2) A good proxy doesn't just match against "known bad" traffic, but
rather has a model of what good traffic should conform to, and will
kill a session of the conversation veers off-topic.  Sidewinder also
allows you to "relax" certain rules so poorly written clients and
servers are not blocked.


and makes the connection itself it so that the source
machine never connects directly to the destination, rather the connection
always terminates at the Sidewinder, which makes the connection on its
behalf?

That is the old school definition of a "proxy" firewall, the
historical roots of the Sidewinder.  This (full rebuild of the TCP
session) approach works very well for an environment where you would
want to deny anything but RFC-compliant traffic, and where you have a
"that which is not explicitly permitted is denied by default" approach
to security.

The biggest drawbacks are performance and per-stream overhead.

The latest version (v7) still has the full-teardown option, but can
also be configured with various optimizations to skip the deepest
inspection on the body of certain streams, to avoid the performance
hit which is often attributed to proxy firewalls.


I'm also struggling to understand how useful an application layer firewall
is when it seemingly is never updated i.e. Microsoft ISA server?

Good point.

I've been using Sidewinders since 2001, and Secure Computing has
regularly issued updates to the firewall, with detailed release notes
explaining what changes are in each update, including new protocol
support, changes in protocol behavior, etc.


Our requirements are pretty simple I would imagine:

We want to let traffic out, with the source being restricted by IP address
or Active Directory user.  Mostly standard protocols such as
dns/smtp/http/https/ftp where we would expect all traffic to conform to the
protocol.  In some instances we'll need to open port X to destination Y and
would want to simply allow traffic to pass and wouldn't expect a firewall to
know what the traffic is as it will be something unique to an application
that we're using.

That is all pretty standard.


We want to allow smtp in, as well as a few specific internal websites such
as Outlook Web Access etc. which use HTTPS.

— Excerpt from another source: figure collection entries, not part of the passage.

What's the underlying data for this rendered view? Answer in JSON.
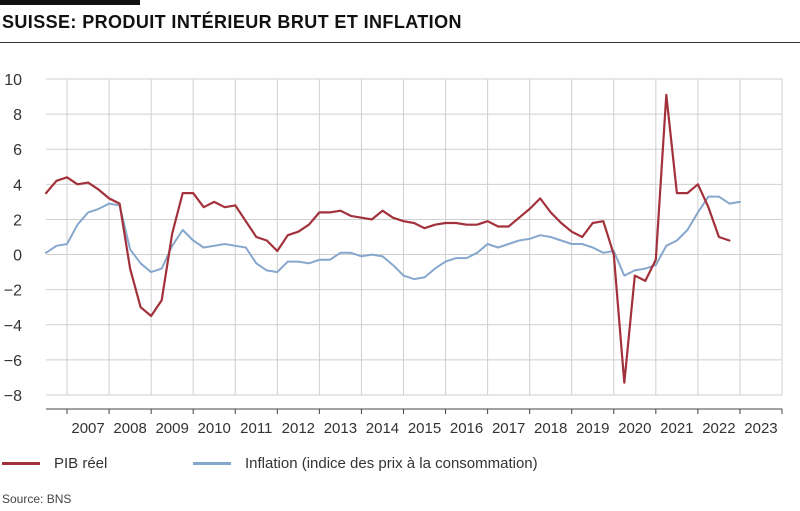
{
  "title": "SUISSE: PRODUIT INTÉRIEUR BRUT ET INFLATION",
  "source": "Source: BNS",
  "colors": {
    "pib": "#a3313b",
    "inflation": "#86a8cc",
    "grid": "#cfcfcf",
    "axis": "#444444"
  },
  "legend": [
    {
      "name": "PIB réel"
    },
    {
      "name": "Inflation (indice des prix à la consommation)"
    }
  ],
  "chart_data": {
    "type": "line",
    "xlim": [
      2006.5,
      2024.0
    ],
    "ylim": [
      -8,
      10
    ],
    "yticks": [
      10,
      8,
      6,
      4,
      2,
      0,
      -2,
      -4,
      -6,
      -8
    ],
    "xticks": [
      2007,
      2008,
      2009,
      2010,
      2011,
      2012,
      2013,
      2014,
      2015,
      2016,
      2017,
      2018,
      2019,
      2020,
      2021,
      2022,
      2023
    ],
    "grid": true,
    "legend_position": "bottom",
    "series": [
      {
        "name": "PIB réel",
        "x": [
          2006.5,
          2006.75,
          2007.0,
          2007.25,
          2007.5,
          2007.75,
          2008.0,
          2008.25,
          2008.5,
          2008.75,
          2009.0,
          2009.25,
          2009.5,
          2009.75,
          2010.0,
          2010.25,
          2010.5,
          2010.75,
          2011.0,
          2011.25,
          2011.5,
          2011.75,
          2012.0,
          2012.25,
          2012.5,
          2012.75,
          2013.0,
          2013.25,
          2013.5,
          2013.75,
          2014.0,
          2014.25,
          2014.5,
          2014.75,
          2015.0,
          2015.25,
          2015.5,
          2015.75,
          2016.0,
          2016.25,
          2016.5,
          2016.75,
          2017.0,
          2017.25,
          2017.5,
          2017.75,
          2018.0,
          2018.25,
          2018.5,
          2018.75,
          2019.0,
          2019.25,
          2019.5,
          2019.75,
          2020.0,
          2020.25,
          2020.5,
          2020.75,
          2021.0,
          2021.25,
          2021.5,
          2021.75,
          2022.0,
          2022.25,
          2022.5,
          2022.75,
          2023.0
        ],
        "values": [
          3.5,
          4.2,
          4.4,
          4.0,
          4.1,
          3.7,
          3.2,
          2.9,
          -0.8,
          -3.0,
          -3.5,
          -2.6,
          1.2,
          3.5,
          3.5,
          2.7,
          3.0,
          2.7,
          2.8,
          1.9,
          1.0,
          0.8,
          0.2,
          1.1,
          1.3,
          1.7,
          2.4,
          2.4,
          2.5,
          2.2,
          2.1,
          2.0,
          2.5,
          2.1,
          1.9,
          1.8,
          1.5,
          1.7,
          1.8,
          1.8,
          1.7,
          1.7,
          1.9,
          1.6,
          1.6,
          2.1,
          2.6,
          3.2,
          2.4,
          1.8,
          1.3,
          1.0,
          1.8,
          1.9,
          0.0,
          -7.3,
          -1.2,
          -1.5,
          -0.3,
          9.1,
          3.5,
          3.5,
          4.0,
          2.7,
          1.0,
          0.8,
          null
        ]
      },
      {
        "name": "Inflation (indice des prix à la consommation)",
        "x": [
          2006.5,
          2006.75,
          2007.0,
          2007.25,
          2007.5,
          2007.75,
          2008.0,
          2008.25,
          2008.5,
          2008.75,
          2009.0,
          2009.25,
          2009.5,
          2009.75,
          2010.0,
          2010.25,
          2010.5,
          2010.75,
          2011.0,
          2011.25,
          2011.5,
          2011.75,
          2012.0,
          2012.25,
          2012.5,
          2012.75,
          2013.0,
          2013.25,
          2013.5,
          2013.75,
          2014.0,
          2014.25,
          2014.5,
          2014.75,
          2015.0,
          2015.25,
          2015.5,
          2015.75,
          2016.0,
          2016.25,
          2016.5,
          2016.75,
          2017.0,
          2017.25,
          2017.5,
          2017.75,
          2018.0,
          2018.25,
          2018.5,
          2018.75,
          2019.0,
          2019.25,
          2019.5,
          2019.75,
          2020.0,
          2020.25,
          2020.5,
          2020.75,
          2021.0,
          2021.25,
          2021.5,
          2021.75,
          2022.0,
          2022.25,
          2022.5,
          2022.75,
          2023.0
        ],
        "values": [
          0.1,
          0.5,
          0.6,
          1.7,
          2.4,
          2.6,
          2.9,
          2.8,
          0.3,
          -0.5,
          -1.0,
          -0.8,
          0.5,
          1.4,
          0.8,
          0.4,
          0.5,
          0.6,
          0.5,
          0.4,
          -0.5,
          -0.9,
          -1.0,
          -0.4,
          -0.4,
          -0.5,
          -0.3,
          -0.3,
          0.1,
          0.1,
          -0.1,
          0.0,
          -0.1,
          -0.6,
          -1.2,
          -1.4,
          -1.3,
          -0.8,
          -0.4,
          -0.2,
          -0.2,
          0.1,
          0.6,
          0.4,
          0.6,
          0.8,
          0.9,
          1.1,
          1.0,
          0.8,
          0.6,
          0.6,
          0.4,
          0.1,
          0.2,
          -1.2,
          -0.9,
          -0.8,
          -0.6,
          0.5,
          0.8,
          1.4,
          2.4,
          3.3,
          3.3,
          2.9,
          3.0
        ]
      }
    ]
  }
}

One place where Secure Computing shines is in SMTP processing, both in
terms of protocol inspection (so your Exchange SMTP servers are less
likely to get owned) and in anti-spam (Secure Computing purchased and
has integrated IronMail.

They also have a HTTPS proxy for inbound HTTPS, and are one of *very*
few vendors with a true protocol inspection proxy for SSH.


I'd appreciate any input on the specifics of how the two products differ and
how one might be considered "better" than the other both in terms of bottom
line security, and our requirements.

Last time I checked, ISA was a Windows server with a firewall bolted
on, while the "SecureOS" underlying Sidewinder is a customized BSD
designed specifically as a firewall.

Both run on PC hardware -- most Sidewinder failures we have had were
due to hardware problems -- power supply and drive failures.